The most direct solution involves iterating over all desks in the grid, and for each type-2 student encountered, iterating over all desks that they can see and checking if a type-1 student is sitting at any of them. Unfortunately, this approach is too slow to receive full marks. There can be up to ~R \times C~ type-2 students, and the average number of desks within view of each one is on the order of ~K~, meaning that the time complexity of this solution is ~\mathcal O(R \times C \times K)~.

If we assume that ~K = R-1~, then we can come up with a faster solution as follows. For each column, we can iterate through its desks in order from front to back, while maintaining a boolean variable ~b~ indicating if there have been any type-1 students so far (initially set to false).
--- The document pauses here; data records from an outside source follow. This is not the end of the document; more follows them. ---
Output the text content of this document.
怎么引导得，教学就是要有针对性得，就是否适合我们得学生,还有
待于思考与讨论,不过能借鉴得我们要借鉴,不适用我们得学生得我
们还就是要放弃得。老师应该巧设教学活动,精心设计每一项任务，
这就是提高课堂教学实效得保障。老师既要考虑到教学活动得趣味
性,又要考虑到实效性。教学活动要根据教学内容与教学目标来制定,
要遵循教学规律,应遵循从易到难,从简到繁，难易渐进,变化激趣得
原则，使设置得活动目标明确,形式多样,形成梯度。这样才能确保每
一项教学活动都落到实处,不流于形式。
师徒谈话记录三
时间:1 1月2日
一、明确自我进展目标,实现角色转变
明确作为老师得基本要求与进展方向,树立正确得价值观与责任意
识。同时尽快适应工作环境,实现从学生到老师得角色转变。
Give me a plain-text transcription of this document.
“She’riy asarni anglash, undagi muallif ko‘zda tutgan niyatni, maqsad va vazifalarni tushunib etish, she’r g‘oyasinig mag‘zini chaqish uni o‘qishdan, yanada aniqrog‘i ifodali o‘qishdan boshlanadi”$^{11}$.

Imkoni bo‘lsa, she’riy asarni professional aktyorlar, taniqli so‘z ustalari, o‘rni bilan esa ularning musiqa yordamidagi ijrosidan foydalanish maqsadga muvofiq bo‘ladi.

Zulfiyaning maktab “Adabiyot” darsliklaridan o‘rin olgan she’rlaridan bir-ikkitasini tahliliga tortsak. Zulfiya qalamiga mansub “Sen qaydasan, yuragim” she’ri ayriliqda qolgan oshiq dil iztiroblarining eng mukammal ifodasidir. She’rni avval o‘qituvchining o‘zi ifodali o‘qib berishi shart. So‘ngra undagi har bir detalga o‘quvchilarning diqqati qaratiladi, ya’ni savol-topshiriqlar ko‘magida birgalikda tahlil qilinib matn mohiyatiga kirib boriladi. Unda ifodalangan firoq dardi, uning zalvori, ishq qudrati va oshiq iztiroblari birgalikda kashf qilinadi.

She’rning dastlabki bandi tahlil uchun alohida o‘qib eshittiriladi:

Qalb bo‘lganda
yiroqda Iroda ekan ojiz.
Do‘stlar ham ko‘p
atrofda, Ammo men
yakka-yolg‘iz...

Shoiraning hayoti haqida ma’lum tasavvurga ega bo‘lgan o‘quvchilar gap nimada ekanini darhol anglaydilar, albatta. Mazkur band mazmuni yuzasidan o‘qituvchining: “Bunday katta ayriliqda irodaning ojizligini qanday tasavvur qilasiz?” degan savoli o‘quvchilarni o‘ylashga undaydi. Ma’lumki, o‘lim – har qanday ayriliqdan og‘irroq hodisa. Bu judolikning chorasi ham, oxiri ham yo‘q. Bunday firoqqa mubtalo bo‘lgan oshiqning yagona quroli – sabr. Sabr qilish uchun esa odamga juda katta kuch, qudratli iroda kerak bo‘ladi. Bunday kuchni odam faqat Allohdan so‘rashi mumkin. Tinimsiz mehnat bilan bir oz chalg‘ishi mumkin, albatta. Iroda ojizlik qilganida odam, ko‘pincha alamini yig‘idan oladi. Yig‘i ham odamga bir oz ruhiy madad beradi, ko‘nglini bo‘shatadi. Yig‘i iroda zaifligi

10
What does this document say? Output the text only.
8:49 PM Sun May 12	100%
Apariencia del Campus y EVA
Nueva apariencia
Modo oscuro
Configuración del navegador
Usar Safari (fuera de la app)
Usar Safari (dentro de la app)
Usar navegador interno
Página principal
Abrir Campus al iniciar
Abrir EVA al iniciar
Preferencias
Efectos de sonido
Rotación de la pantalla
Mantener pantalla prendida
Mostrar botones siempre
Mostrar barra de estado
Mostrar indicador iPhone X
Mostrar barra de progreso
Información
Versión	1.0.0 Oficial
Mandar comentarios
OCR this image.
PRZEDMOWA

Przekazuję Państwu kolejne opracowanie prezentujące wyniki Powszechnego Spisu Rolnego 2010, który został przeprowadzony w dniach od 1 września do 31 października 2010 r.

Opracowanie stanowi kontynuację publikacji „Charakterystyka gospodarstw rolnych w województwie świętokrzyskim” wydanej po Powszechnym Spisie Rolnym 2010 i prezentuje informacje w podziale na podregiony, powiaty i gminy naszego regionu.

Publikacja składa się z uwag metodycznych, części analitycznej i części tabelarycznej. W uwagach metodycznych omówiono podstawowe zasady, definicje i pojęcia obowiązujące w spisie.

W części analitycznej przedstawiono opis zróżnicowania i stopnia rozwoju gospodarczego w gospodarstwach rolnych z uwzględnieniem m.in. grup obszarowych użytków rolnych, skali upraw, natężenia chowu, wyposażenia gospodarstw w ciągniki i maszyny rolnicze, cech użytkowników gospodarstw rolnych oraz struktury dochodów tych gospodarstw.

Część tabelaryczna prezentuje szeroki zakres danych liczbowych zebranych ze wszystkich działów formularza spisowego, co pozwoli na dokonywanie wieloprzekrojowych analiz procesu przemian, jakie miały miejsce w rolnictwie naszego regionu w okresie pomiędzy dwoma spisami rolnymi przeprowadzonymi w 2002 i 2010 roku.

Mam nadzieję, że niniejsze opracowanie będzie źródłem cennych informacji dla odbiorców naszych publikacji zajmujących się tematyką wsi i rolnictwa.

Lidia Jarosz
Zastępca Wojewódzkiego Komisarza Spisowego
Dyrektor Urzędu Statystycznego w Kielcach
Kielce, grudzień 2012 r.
When we encounter a type-1 student, we should set ~b~ to true, and when we encounter a type-2 student, we know that they can be inspired if and only if ~b~ is currently true. The time complexity of this solution is ~\mathcal O(R \times C)~, which is fast enough.

This approach can then be generalized to working for any value of ~K~ as follows. Let's swap out ~b~ for a variable ~p~ which represents the row of the most recent (furthest-back) type-1 student encountered so far (initially set to a very negative value). When we encounter a type-1 student at row ~r~, we should set ~p~ to be equal to ~r~, and when we encounter a type-2 student at row ~r~, we know that they can be inspired if and only if ~p \ge r-K~.